Some animal-research programs do fail, but it’s very hard to predict which one will in advance. What we do know is that the measles vaccine was one of the big successes that resulted from research on animals. The smallpox vaccine was perfected using research on cows. And the polio vaccine was built on research on monkeys and mice.

Some vaccines have been of direct benefit to animals. Feline leukemia, which kills 85 percent of cats who get it within three years, is now treated with a highly effective vaccine. Dogs can now receive immune-therapy drugs to treat bone cancer; with this treatment, they now have a much higher survival rate from this form of cancer.

A long list of advances including organ transplants, kidney dialysis, and drugs for asthma and diabetes can be credited to animal research. More than 80 percent of the 216 winners of the Nobel Prize in physiology and medicine used animals in their research.

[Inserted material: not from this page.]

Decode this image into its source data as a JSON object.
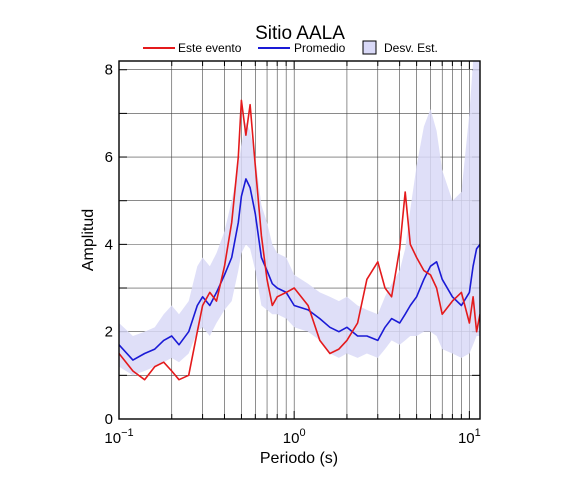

The animals used for such research are subject to strict federal regulations. Rules are in place requiring the use of anesthesia or analgesic drugs to prevent them from feeling pain. Research committees must certify that the use of animals is justified and that as few animals as possible are used.

But all this is meaningless to PETA. It is in thrall to an extremist ideology that asserts that nonhuman animals have the same rights as humans — the consequences be damned. As Frederick Goodwin, a former director of the National Institute of Mental Health, and Adrian Morrison, a University of Pennsylvania professor of veterinary medicine, have written, “PETA made it clear that alleged mistreatment of animals was not the real issue. In PETA’s view, animals cannot be used to alleviate health problems of people, period.”

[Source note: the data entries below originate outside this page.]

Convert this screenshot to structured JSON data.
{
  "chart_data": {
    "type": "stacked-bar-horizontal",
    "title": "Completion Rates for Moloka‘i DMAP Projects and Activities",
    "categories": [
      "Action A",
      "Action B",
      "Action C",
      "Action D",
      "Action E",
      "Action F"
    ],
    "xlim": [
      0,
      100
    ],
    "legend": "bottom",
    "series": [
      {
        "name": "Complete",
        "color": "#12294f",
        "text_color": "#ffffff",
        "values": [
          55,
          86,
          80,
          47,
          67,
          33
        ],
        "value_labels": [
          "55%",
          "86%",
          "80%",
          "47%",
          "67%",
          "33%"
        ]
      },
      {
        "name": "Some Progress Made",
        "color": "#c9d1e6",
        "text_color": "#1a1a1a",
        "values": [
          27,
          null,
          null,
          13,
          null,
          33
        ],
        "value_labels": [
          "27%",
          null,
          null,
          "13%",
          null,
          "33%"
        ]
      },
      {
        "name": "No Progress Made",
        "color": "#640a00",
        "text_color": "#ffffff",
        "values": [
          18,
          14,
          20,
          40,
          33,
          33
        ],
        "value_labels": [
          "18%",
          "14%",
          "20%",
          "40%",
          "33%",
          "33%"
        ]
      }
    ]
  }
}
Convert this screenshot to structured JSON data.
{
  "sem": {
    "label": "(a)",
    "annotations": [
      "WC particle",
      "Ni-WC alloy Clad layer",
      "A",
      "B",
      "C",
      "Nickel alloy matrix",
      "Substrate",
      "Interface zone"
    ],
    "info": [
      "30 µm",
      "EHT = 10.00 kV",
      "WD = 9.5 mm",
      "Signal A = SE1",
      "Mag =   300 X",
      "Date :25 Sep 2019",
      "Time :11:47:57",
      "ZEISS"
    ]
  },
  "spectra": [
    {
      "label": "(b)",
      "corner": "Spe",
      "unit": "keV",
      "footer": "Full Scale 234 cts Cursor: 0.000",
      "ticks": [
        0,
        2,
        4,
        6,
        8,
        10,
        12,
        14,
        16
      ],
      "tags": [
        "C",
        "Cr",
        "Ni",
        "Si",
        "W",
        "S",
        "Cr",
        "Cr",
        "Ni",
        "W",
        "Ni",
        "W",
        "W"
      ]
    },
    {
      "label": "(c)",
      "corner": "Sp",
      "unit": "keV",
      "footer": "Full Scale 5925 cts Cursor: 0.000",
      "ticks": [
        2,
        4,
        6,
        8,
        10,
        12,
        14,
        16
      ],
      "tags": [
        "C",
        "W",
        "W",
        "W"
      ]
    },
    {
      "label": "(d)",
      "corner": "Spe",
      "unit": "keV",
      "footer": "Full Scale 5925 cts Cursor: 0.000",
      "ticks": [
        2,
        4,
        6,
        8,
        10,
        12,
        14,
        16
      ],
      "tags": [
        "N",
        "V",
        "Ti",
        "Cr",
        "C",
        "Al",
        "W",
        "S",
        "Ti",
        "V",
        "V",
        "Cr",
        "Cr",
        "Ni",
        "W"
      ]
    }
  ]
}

PETA’s extremism on animal rights extends beyond health concerns. In one of many cases of overreach, it once sued zoos in San Diego and Tampa for importing African elephants. The elephants had so overpopulated South Africa’s Kruger National Park they were endangering the local ecosystem. Park authorities were preparing to kill some of the elephants, but the zoos offered to take them in. Attorneys for PETA and other groups sought an injunction against such a move and actually argued that the elephants “will be better off if . . . killed rather than imported and placed in zoos.” Luckily, courts rejected their bizarre argument, just as they have routinely ruled against PETA when it has tried to stop responsible animal testing.

The fair and humane treatment of animals is a highly worthy goal, but it must not become tangled up with extremist ideologies that would lead to more suffering than the pain they are trying to prevent.